I'm no math-whiz, but here's my shot at it:

Assume we're dealing with perfect circles, both of which have the same center point (the center of the earth). We'll call the equator circumference c1, and the larger circle c2. The circumference of any cirlce is:
c=2#r     (# is pi, equal to 3.14 for this problem  ;))

so, c2 = c1 + 15 (the additional 15 ft)

Now, we'll assume the minimum height of the child is 4 ft. So, the difference in the radius of circle one and the radius of circle 2 must equal 4 ft minimum.
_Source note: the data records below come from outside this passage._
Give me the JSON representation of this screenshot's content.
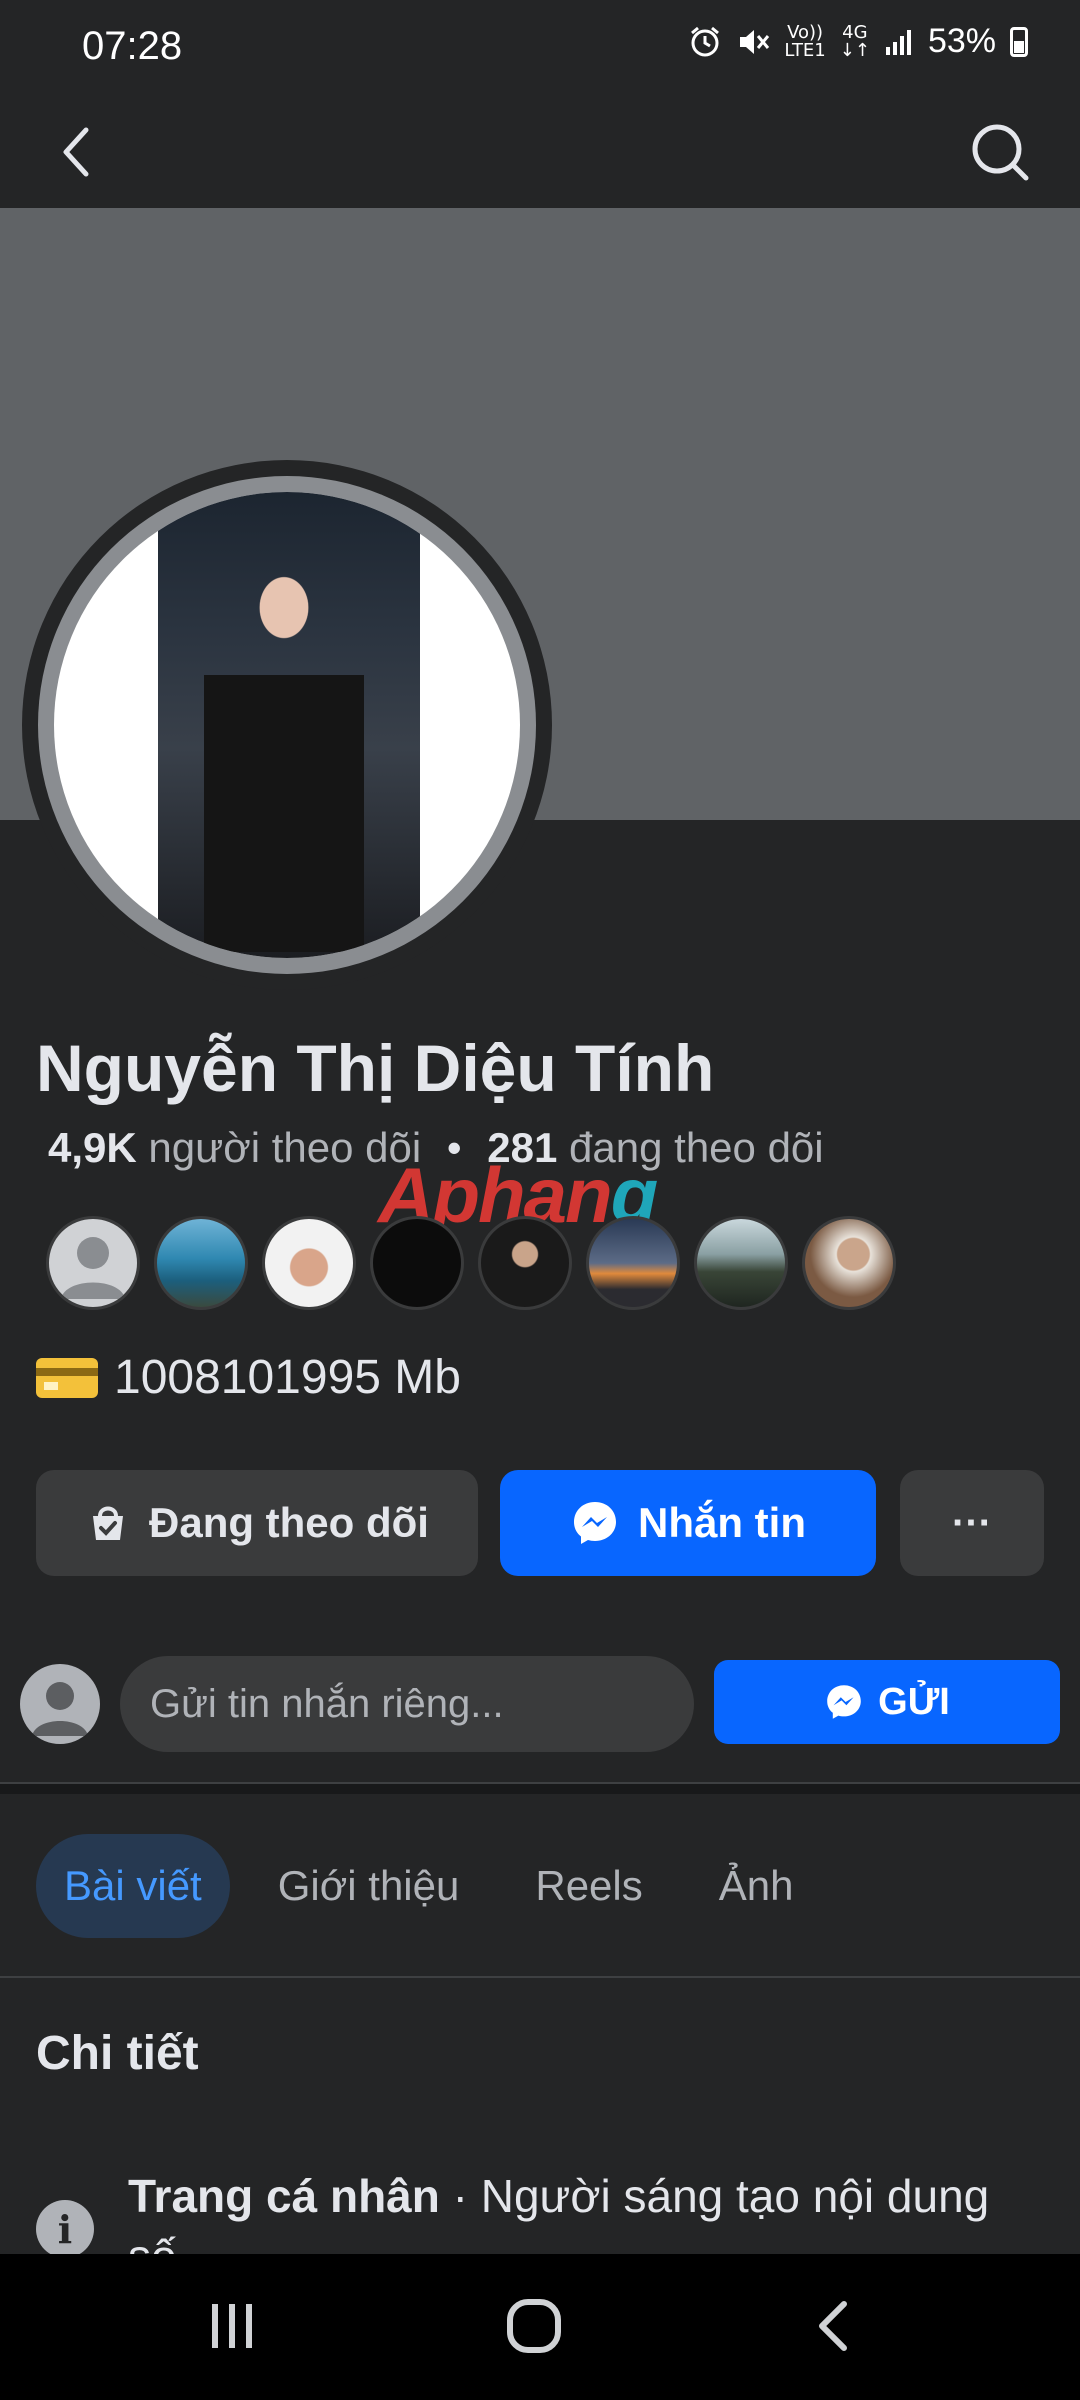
{
  "status_bar": {
    "time": "07:28",
    "network_top": "Vo))",
    "network_bottom": "LTE1",
    "generation": "4G",
    "battery": "53%"
  },
  "top_nav": {
    "back_icon": "back-arrow-icon",
    "search_icon": "search-icon"
  },
  "profile": {
    "name": "Nguyễn Thị Diệu Tính",
    "followers_count": "4,9K",
    "followers_label": "người theo dõi",
    "separator": "•",
    "following_count": "281",
    "following_label": "đang theo dõi",
    "info_text": "1008101995 Mb"
  },
  "watermark": {
    "part1": "Aphan",
    "part2": "g"
  },
  "actions": {
    "follow_label": "Đang theo dõi",
    "message_label": "Nhắn tin",
    "more_label": "···"
  },
  "private_message": {
    "placeholder": "Gửi tin nhắn riêng...",
    "send_label": "GỬI"
  },
  "tabs": [
    {
      "label": "Bài viết",
      "active": true
    },
    {
      "label": "Giới thiệu",
      "active": false
    },
    {
      "label": "Reels",
      "active": false
    },
    {
      "label": "Ảnh",
      "active": false
    }
  ],
  "details": {
    "title": "Chi tiết",
    "category_bold": "Trang cá nhân",
    "category_rest": " · Người sáng tạo nội dung số"
  },
  "colors": {
    "accent": "#0866ff",
    "background": "#242526",
    "cover": "#606366"
  }
}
adjusting our original formula for circumference by plugging in what we know/assume, we get:
c1+15  = 2#(R+4)

(c1+15)/(R+4) = 2#

Now, we have a ratio. we know that as C increases, R must also increase. The larger the values, the smaller the effect of the added string length. So, the less distance between the strings. The smaller the value of c, the greater the distance between the strings. we will not worry about the earth's circumference for a bit. We will theoretically reduce the circumference (and hence length of the string) to approximately zero. because c/r = 2# for circles, this will reduce the R to an even smaller number. Essentially, we have reduced the equation to this:
15/4 = 2# (or approx 6.28)

This is not true. Thus, for all values of our new circle's circumference, the distance between the strings would be less than 4 ft (our proposed minimum). It would start around 2.4 ft and get rapidly smaller as the circumference of the original circle increased.

At least, that's my argument.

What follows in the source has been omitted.